Our question about God’s sensitivity, then, has a new weight in this light: is the portrayal of God as the unmoved mover accurate?
No. Let me suggest that it comes from the wrong source—from a disaffected, selfish, and unholy spirit who wants to mar the image of the truly relational God. This spirit turns the triune God—who “is love”—into a self-concerned and disaffected Power (i.e. into what Satan himself represents!).
This calls for serious chutzpa in the face of John 3:16 and the broad thrust of revelation. The biblical God features an eternal, giving relationship—with power and authority only present in the background—in which the Father has always loved the Son and the Son has always loved the Father in a reciprocal bond.
God now invites us back into this love that Adam abandoned. This love sent the Son to the cross and released God’s love to all who die with him and are raised with him. At the heart of this message is a triune God who has a heart—and whose stability and authority are not at all threatened by love. Instead we find that God has anticipated us—knowing us intimately even before we were created—with an ambition to call out a bride for the Son.
How? By drawing us with his love.
And what is the affective quality of this eternal relationship? An exploration of the love of Christ that surpasses knowledge. The Spirit—no longer grieved or quenched—will pour that love out in our hearts and we will live with the joy we’ve always longed for.
God, in turn, will be delighted.
Thanks so much for this, Ron. It was particularly poignant for me after my recent interaction with a man (a Christian!) who held to a picture of a disaffected God and railed against the idea that love is the triune God’s very heartbeat. It is in being drawn into the eternal Father-Son-Spirit love relationship that we discover true joy and delight, and begin, as it says in Ephesians 3, “to grasp how wide and long and high and deep is the love of Christ, and to know this love that surpasses knowledge.” Thanks again for your post!

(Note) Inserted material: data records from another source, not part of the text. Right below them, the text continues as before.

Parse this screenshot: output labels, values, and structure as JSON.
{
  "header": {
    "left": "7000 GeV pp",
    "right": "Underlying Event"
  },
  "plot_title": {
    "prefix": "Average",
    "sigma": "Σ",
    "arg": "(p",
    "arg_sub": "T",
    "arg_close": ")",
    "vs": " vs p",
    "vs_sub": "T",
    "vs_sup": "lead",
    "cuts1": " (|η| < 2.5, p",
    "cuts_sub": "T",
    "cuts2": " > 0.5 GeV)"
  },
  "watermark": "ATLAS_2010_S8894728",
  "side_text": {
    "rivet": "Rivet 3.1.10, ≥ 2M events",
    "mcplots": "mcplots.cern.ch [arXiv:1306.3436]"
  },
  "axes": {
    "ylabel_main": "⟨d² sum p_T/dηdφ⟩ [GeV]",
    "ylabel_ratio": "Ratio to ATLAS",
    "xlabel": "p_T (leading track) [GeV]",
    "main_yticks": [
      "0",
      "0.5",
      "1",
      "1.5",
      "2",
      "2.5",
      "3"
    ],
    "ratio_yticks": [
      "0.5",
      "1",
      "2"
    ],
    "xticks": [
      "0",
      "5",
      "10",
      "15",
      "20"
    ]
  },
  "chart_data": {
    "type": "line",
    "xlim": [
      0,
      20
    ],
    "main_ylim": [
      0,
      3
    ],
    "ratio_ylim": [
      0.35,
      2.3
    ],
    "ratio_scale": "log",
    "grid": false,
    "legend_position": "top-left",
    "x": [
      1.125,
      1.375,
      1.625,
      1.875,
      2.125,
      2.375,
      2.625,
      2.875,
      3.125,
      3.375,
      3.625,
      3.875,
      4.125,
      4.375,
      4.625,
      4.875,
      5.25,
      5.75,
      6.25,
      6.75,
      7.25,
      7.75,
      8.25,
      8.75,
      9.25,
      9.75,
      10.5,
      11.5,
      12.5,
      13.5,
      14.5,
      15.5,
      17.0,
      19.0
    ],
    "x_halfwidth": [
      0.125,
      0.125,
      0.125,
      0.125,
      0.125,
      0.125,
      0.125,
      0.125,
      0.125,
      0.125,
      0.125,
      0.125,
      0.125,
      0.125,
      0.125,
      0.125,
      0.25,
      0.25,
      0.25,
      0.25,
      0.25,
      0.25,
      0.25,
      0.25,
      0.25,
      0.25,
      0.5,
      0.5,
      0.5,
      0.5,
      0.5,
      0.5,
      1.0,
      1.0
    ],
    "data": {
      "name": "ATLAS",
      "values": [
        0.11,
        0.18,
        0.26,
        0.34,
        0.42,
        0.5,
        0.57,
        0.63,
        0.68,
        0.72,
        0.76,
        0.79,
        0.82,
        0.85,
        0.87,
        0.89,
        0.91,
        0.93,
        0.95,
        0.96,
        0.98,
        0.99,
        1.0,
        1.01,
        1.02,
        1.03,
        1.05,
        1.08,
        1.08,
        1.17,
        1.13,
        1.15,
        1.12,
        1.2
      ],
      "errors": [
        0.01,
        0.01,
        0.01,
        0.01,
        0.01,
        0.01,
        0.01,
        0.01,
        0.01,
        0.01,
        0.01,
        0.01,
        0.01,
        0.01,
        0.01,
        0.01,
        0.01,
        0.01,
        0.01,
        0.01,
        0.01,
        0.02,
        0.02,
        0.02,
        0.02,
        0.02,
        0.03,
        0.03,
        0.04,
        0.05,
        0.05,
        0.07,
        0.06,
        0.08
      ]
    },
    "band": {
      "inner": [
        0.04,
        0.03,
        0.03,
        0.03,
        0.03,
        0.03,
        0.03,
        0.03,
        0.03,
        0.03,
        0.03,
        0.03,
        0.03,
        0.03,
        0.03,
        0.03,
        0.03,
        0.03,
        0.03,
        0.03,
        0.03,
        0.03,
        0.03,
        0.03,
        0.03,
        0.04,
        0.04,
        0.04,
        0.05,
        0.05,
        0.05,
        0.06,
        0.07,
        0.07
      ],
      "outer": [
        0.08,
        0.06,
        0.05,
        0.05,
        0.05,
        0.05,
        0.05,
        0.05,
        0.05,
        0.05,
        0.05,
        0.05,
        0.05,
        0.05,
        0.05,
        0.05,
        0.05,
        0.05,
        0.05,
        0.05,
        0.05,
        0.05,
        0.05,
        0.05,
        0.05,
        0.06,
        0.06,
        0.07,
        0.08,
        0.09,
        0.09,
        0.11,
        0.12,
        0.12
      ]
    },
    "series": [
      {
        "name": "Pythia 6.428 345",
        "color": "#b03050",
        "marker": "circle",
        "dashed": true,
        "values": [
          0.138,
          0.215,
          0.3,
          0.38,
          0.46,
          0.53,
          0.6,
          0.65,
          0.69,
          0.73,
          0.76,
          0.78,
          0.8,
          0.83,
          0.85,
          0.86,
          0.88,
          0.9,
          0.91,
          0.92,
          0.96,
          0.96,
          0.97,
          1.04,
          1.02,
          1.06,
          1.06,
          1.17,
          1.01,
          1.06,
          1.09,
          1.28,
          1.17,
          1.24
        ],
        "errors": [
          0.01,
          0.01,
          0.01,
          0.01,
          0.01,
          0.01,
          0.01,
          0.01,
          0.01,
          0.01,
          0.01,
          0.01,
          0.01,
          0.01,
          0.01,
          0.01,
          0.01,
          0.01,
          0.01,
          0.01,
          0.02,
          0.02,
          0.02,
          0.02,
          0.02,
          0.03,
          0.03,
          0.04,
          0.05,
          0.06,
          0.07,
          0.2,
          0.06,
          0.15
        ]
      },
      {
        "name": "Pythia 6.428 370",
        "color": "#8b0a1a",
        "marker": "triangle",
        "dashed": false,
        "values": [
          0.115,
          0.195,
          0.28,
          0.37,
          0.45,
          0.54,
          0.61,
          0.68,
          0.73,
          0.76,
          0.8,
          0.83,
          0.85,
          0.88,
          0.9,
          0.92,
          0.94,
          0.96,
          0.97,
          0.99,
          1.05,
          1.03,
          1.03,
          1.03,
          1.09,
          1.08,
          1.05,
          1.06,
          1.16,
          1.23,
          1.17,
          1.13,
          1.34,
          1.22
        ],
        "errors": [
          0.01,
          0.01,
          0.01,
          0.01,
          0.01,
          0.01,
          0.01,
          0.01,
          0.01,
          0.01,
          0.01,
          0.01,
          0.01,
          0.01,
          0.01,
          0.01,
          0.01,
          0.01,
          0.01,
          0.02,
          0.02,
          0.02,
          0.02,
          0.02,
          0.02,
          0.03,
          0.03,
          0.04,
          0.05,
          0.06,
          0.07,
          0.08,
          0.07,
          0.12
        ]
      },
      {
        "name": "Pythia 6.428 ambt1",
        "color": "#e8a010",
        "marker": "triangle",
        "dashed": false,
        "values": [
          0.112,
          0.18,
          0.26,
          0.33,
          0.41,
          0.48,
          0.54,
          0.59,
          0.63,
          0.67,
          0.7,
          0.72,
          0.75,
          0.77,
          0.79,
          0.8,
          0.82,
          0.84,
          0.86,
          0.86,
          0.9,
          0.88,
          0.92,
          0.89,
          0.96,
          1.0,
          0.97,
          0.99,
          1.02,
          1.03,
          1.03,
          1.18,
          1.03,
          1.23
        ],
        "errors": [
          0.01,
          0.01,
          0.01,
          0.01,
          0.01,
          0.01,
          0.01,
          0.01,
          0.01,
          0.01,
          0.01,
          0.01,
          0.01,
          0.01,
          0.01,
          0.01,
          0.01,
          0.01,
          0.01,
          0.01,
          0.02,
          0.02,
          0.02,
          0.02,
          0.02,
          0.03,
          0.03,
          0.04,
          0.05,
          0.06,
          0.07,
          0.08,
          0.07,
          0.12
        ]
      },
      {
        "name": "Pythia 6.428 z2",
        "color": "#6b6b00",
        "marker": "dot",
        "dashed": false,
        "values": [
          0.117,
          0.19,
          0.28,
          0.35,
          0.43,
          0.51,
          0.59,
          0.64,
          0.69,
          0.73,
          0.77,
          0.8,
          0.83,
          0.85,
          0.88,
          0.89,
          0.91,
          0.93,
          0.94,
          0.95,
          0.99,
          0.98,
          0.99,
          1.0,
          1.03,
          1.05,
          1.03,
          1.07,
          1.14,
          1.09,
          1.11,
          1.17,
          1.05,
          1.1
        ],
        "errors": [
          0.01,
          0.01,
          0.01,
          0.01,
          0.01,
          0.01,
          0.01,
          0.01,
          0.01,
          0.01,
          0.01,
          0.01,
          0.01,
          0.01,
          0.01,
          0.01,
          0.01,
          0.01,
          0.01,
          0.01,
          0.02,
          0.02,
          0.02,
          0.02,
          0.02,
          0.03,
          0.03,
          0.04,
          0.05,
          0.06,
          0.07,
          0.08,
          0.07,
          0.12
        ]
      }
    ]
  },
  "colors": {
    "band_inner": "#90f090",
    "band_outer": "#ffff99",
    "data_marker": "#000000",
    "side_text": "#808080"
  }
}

Humm. Dare I ask if the man, as one devoted to an insensitive God, happened to be sensitive to you when he railed against what you believed from your own Bible reading?
Actually, let’s leave that alone!
You’re welcome – it’s an important topic – and thanks for underscoring the Ephesians text I merely alluded to.
As I read your article, contemplating a relational, loving God, I am watching a father delighting in his children and they respond to their father’s delight. They are playfully splashing in the pool water as the father carefully holds the children safely in the deep. It so reminds me of our Father as He carefully rescues and secures us with His love as we delight in His presence.